A eleição de Nossa Senhora antes da fundação dos tempos está atestada na Sagrada Escritura – “Antes da fundação do mundo, fomos eleitos nele” (Ef 1, 4-12): Por Jesus ser quem é, Deus o Pai pôde eleger para si, Maria para ser mãe de seu Filho e também um a povo antes mesmo da criação. Com base nos méritos de Cristo existentes na eternidade, a Trindade glorificará a si mesma pela redenção de Maria, já na sua conceição ou nascimento.
O próprio evangelista João, inspirado por Deus afirmou em sua carta: “Deus é luz, nele não há trevas” (Jo 1, 1). A luz é uma metáfora comum na Sagrada Escritura. Em Provérbios 4,18simboliza a justiça como a “luz da aurora”; São Paulo aos Filipenses 2,15 compara os filhos de Deus como a luz, pois devem ser “puros e irrepreensíveis” como as estrelas brilhantes no universo.

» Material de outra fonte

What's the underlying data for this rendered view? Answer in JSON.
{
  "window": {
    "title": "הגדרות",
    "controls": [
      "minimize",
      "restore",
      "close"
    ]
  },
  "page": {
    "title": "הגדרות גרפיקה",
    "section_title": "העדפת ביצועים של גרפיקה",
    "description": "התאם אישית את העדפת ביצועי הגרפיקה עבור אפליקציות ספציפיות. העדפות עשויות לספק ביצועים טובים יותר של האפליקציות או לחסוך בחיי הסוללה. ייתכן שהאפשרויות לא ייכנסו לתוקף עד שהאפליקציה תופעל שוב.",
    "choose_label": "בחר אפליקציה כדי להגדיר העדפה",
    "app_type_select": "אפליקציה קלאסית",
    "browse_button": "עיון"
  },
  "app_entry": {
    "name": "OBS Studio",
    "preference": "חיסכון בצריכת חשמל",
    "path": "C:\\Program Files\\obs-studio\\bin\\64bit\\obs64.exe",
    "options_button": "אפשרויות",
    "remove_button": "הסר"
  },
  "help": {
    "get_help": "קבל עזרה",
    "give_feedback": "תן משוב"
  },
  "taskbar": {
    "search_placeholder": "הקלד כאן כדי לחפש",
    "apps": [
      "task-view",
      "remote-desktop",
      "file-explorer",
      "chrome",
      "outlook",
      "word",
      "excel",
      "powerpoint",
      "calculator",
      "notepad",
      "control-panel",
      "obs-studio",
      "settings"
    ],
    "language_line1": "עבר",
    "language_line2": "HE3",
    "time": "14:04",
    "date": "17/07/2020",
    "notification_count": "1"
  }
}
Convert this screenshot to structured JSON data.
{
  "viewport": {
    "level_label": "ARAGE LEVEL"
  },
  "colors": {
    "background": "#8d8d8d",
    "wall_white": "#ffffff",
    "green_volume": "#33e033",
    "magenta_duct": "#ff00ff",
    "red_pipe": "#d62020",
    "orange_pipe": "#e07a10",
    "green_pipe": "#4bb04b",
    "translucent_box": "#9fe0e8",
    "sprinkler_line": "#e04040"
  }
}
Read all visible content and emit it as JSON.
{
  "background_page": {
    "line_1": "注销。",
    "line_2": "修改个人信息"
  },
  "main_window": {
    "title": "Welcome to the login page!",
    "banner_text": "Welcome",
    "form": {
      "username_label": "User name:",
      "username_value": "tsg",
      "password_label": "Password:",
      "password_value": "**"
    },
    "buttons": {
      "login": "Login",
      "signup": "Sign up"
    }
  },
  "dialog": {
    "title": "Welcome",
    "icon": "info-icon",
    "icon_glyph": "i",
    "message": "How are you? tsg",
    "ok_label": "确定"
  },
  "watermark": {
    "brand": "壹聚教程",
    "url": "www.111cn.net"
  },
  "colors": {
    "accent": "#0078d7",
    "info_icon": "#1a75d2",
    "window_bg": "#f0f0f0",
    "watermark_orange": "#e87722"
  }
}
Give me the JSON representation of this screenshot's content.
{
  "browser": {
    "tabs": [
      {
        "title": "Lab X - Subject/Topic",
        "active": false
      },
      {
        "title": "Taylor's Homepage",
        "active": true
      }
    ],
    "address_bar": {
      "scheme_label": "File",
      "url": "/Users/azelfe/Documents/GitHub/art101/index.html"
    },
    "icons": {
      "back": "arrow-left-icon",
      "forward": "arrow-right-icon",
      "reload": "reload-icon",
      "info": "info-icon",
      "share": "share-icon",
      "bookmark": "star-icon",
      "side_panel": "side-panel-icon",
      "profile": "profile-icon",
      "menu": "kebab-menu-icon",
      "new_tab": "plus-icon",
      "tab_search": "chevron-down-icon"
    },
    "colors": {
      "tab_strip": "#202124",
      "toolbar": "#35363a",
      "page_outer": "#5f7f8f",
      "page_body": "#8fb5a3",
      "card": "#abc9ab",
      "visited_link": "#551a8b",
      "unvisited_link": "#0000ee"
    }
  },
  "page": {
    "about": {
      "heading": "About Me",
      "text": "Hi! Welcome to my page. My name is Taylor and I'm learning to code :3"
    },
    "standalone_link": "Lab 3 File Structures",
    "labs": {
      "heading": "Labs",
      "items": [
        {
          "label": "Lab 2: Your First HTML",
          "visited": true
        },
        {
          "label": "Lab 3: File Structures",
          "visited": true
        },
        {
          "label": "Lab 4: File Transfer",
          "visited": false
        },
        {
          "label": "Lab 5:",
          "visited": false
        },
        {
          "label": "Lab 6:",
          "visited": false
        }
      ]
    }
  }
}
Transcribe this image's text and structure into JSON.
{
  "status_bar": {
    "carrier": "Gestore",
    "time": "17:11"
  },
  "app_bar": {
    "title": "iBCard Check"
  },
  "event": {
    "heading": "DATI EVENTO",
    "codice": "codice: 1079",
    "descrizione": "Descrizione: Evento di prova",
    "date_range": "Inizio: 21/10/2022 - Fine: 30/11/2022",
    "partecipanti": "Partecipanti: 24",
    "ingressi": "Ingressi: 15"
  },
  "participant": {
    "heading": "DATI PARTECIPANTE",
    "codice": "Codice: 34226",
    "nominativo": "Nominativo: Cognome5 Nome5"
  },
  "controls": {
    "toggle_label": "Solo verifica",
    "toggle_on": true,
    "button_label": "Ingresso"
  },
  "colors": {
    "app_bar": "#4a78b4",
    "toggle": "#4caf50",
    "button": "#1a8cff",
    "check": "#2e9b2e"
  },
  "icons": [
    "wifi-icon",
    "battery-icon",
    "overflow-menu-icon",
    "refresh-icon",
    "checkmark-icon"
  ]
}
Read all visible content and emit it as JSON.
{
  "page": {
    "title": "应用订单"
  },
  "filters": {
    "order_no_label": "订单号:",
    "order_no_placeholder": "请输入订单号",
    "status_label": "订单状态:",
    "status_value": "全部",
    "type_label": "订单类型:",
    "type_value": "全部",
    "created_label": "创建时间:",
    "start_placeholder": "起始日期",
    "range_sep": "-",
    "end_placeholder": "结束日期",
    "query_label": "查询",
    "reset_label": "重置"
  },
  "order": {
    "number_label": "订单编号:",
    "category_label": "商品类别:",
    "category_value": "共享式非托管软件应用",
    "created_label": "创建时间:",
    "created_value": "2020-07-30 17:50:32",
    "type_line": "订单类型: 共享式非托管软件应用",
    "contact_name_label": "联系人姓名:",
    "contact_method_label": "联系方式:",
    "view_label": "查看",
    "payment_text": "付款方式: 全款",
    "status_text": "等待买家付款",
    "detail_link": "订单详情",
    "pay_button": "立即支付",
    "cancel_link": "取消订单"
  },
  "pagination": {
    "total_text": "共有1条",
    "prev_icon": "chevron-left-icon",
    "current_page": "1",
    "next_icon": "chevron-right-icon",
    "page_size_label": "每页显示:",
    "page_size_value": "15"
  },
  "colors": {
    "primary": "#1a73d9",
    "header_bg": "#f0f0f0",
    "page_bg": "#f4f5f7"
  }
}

Já Nosso Senhor usou a luz como uma imagem de boas obras: “Assim brilhe a luz de vocês diante dos homens, para que vejam as suas boas obras e glorifiquem ao Pai que está nos céus” (cf. Mt 5,16). O fato de que Deus é luz estabelece um contraste natural com a escuridão do pecado, sendo assim, não poderia ser gerado na carne corrompida pelas trevas. Se a luz é uma metáfora para a justiça e bondade, então a escuridão significa o mal e o pecado. A luz faz parte da essência de Deus, assim como o amor (1Jo 4, 8). Eis a mensagem:Deus é completamente, absolutamente e incondicionalmente Santo, sem qualquer mistura com o pecado, qualquer mancha de iniquidade ou qualquer indício de injustiça. Eis a grandiosidade de Deus em Maria! Aqui, todos os que têm fé no Deus dos cristãos se curvam diante deste fato extraordinário.
A importância do culto mariano não nasce de uma vontade humana, é parte da herança deixada por Nosso Senhor Jesus Cristo. Para os cristãos, o ponto principal de referência é Jesus e sua palavra, pois fazem parte do mistério que não é teorético ou palavra humana, mas é uma realidade que supera toda a Igreja.
Os irmãos separados fazem uma acusação sem fundamento, afirmando que “o culto mariano se baseia em uma ‘tradição’ que não parte dos Evangelhos”, porém, a Tradição por meio da Sagrada Escritura nos revela que a pessoa de Maria é inserida por escolha e vontade de Deus como realidade, na estrutura e na harmonia da fé na história da salvação dentro do Evangelho.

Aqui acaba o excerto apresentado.